According to the 2020 Q1 Retail Trends Report issued by the SA Property Owners' Association (SAPOA), the overall trading density in retail centres for March 2020 increased by 2.8% year-on-year.
"However, looking only at the headline figures in isolation can be deceiving. At an aggregate level, annualised trading density growth has been mainly driven by the smaller retail formats which have benefitted as shoppers favour convenience centres for an increasing proportion of their spend.
"Excluding community and neighbourhood centres drops the overall growth to below 1%," notes SAPOA.
Neighbourhood retail is greatest performer
Annualised trading density growth by segment for March 2020, as measured by the MSCI South Africa Quarterly Retail Trading Density Index in the SAPOA report, shows that the greatest performer by far was neighbourhood retail at 14.9% followed by community retail at 7.35%.

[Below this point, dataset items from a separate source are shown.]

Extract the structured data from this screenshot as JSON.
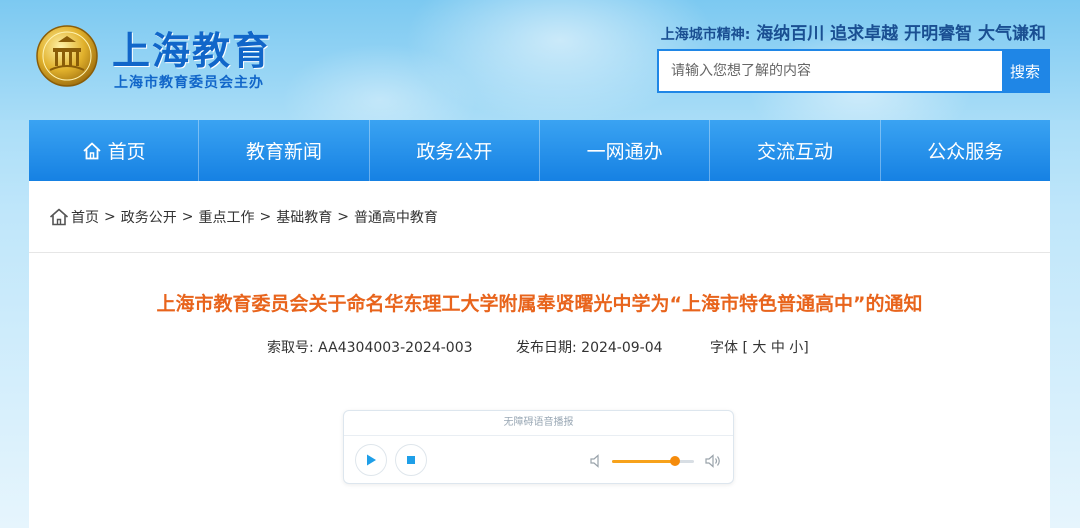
{
  "header": {
    "logo_title": "上海教育",
    "logo_subtitle": "上海市教育委员会主办",
    "spirit_label": "上海城市精神:",
    "spirit_value": " 海纳百川 追求卓越 开明睿智 大气谦和",
    "search_placeholder": "请输入您想了解的内容",
    "search_button": "搜索"
  },
  "nav": {
    "items": [
      {
        "label": "首页",
        "icon": "home-icon"
      },
      {
        "label": "教育新闻"
      },
      {
        "label": "政务公开"
      },
      {
        "label": "一网通办"
      },
      {
        "label": "交流互动"
      },
      {
        "label": "公众服务"
      }
    ]
  },
  "breadcrumb": {
    "items": [
      "首页",
      "政务公开",
      "重点工作",
      "基础教育",
      "普通高中教育"
    ],
    "separator": ">"
  },
  "article": {
    "title": "上海市教育委员会关于命名华东理工大学附属奉贤曙光中学为“上海市特色普通高中”的通知",
    "index_label": "索取号:",
    "index_value": "AA4304003-2024-003",
    "date_label": "发布日期:",
    "date_value": "2024-09-04",
    "font_label": "字体",
    "font_open": "[",
    "font_large": "大",
    "font_medium": "中",
    "font_small": "小",
    "font_close": "]"
  },
  "player": {
    "title": "无障碍语音播报",
    "volume": 0.77
  },
  "colors": {
    "brand_blue": "#1166c9",
    "nav_blue": "#1f86e6",
    "title_orange": "#e8641c",
    "volume_orange": "#f58b0b"
  }
}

Van Reenen says every one of the more than half a dozen small retail centres going under High Street's virtual auction hammer on 10 September comprises corporate sale lots.
* Karoo Junction Shopping Mall, Beaufort West, Western Cape,
* Sanlam Retail Centre in Vryburg, North West,
* Absa Centre in Gezina, Gauteng,
* A full-title supermarket and sports bar in Witbank, Mpumalanga, and
* Tsolo Retail Centre in Tsolo, Eastern Cape.
The virtual auction is open to public viewing, but only compliant and registered bidders may participate in the sale, which will be streamed live from noon.